January 5, 2005
There Is No Next
I've been getting a ton of e-mails lately basically asking some variation of "what are the Twins doing next?" The answer, of course, is nothing. As is the case each offseason, the biggest moves the Twins make are re-signing their own players and, in rare cases, trading away some of their own players. The team is just not a player in the free agent market, unless you know of some bizarro world free agent market where signing Juan Castro and Mike Redmond makes you a player.
The Twins re-signed Brad Radke, offered arbitration to every eligible player, gave a minor-league contract to Terry Mulholland, and let Corey Koskie leave via free agency. Those were not the moves that make up the first stage of the team's offseason plans, those were the offseason plans.
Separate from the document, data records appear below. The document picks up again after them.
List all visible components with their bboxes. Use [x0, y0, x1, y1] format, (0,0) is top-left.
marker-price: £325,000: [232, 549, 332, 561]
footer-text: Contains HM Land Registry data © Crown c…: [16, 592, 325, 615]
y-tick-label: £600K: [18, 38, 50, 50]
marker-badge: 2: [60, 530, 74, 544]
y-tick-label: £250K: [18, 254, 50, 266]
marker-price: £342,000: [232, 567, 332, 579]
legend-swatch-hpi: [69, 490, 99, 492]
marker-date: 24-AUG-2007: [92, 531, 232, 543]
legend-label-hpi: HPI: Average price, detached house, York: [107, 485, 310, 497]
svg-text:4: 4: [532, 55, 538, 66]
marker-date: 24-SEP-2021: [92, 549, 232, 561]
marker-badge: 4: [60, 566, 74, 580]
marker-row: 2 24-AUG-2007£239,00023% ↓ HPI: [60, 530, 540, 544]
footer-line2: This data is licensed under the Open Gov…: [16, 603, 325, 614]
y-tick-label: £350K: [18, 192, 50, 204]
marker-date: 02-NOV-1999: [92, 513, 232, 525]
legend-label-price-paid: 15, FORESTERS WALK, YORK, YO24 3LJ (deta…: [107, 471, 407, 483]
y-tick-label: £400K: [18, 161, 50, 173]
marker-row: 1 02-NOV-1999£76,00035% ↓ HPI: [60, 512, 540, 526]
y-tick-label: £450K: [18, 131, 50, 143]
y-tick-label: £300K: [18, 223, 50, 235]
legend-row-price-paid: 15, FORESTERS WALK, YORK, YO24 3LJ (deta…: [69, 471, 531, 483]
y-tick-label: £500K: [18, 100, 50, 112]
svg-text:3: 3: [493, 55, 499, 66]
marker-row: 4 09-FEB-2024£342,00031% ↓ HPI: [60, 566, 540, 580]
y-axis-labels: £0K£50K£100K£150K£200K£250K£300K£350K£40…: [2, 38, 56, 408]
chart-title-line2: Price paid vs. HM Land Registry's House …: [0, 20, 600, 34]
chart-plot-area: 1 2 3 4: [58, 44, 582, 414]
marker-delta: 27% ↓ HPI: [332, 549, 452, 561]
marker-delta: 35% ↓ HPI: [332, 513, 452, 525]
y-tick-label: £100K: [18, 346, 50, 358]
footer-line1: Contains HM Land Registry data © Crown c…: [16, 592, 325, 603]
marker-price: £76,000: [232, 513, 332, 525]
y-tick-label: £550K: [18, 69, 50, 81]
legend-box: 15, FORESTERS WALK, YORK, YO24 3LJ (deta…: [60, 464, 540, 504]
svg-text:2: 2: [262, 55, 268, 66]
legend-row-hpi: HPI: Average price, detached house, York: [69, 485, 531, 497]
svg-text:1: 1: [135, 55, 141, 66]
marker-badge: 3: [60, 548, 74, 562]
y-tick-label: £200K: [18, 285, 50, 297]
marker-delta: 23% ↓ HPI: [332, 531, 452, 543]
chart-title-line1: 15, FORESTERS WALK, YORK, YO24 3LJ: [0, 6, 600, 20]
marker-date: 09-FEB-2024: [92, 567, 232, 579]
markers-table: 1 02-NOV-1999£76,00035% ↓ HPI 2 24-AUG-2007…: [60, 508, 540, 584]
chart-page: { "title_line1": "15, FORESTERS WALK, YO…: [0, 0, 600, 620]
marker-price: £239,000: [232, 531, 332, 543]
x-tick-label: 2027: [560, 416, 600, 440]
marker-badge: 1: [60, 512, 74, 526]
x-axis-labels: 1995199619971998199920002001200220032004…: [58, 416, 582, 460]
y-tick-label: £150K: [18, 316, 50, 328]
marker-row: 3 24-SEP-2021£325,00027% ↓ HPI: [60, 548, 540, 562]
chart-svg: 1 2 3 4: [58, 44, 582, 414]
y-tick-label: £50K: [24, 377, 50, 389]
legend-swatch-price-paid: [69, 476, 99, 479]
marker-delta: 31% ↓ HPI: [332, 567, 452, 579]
What that means is that the roster is more or less set, with a few decisions yet to be made at the bottom of the depth chart.
Here's the 25-man roster I anticipate the team opening the season with if everyone stays (or gets) healthy between now and then:
C Joe Mauer C Mike Redmond
1B Justin Morneau 1B/C Matthew LeCroy
2B Luis Rivas IF Nick Punto
SS Juan Castro IF Augie Ojeda/Terry Tiffee
3B Michael Cuddyer OF Michael Restovich
LF Shannon Stewart
CF Torii Hunter
RF Jacque Jones
DH Lew Ford
SP Johan Santana CL Joe Nathan
SP Brad Radke SU Juan Rincon
SP Carlos Silva SU J.C. Romero
SP Kyle Lohse RH Jesse Crain
SP Joe Mays RH Grant Balfour
LH Terry Mulholland
The bench looks a little strange because the team's "fourth outfielder," Lew Ford, is penciled in at designated hitter, which leaves Michael Restovich as the only outfielder on the actual bench. If you move Matthew LeCroy into the starting lineup at DH (which could happen), then the bench has a backup catcher, two backup infielders, and two backup outfielders -- a typical alignment.
Jason Bartlett could force himself into the picture with a phenomenal spring training, but I doubt it. I would bet on him starting the year back at Triple-A and Castro starting the year at shortstop. Similarly, Luis Rivas isn't quite a lock to start at second base, which would then set off a whole chain of events that involves Michael Cuddyer, Nick Punto, Augie Ojeda, and Terry Tiffee, but I would bet on him beginning the year there like he has every year since 2000 (especially now that the team is paying him $1.625 million for his meager contributions).
Aside from the off chance that the Twins decide to keep their Rule 5 pick, Ryan Rowland-Smith, Joe Mays is the only real question mark on the pitching staff. If he is ready to go, he'll get every opportunity to serve as the team's fifth starter. If he is injured or awful, Mulholland would be first in line to step in, followed by the team's top starting-pitcher prospect, J.D. Durbin.
So, as you can see, there are a few different ways things could go regarding the last men on the bench, rotation, or bullpen, but for the most part things are pretty well set. In looking over that roster, there is no doubt in my mind that it is a group capable of winning the American League Central again, but it seems obvious to me that the team has not improved itself in some very fundamental ways.
At some point the sort of thinking that brought Jacque Jones, Rivas, and Mulholland back but said goodbye to Koskie and is reluctant to give a chance to Bartlett is going to come back to bite the team in the ass. It will happen, I don't think there is even a question about it. The only question in my mind is when. Right now, on January 5th, considering the offseasons the White Sox and Indians have had, I don't think it'll be this year. On some level I suppose you can't fault the Twins for not making bold, outside-the-box moves when their rivals (I'm looking at you, Kenny Williams) have given them no indication that they need to.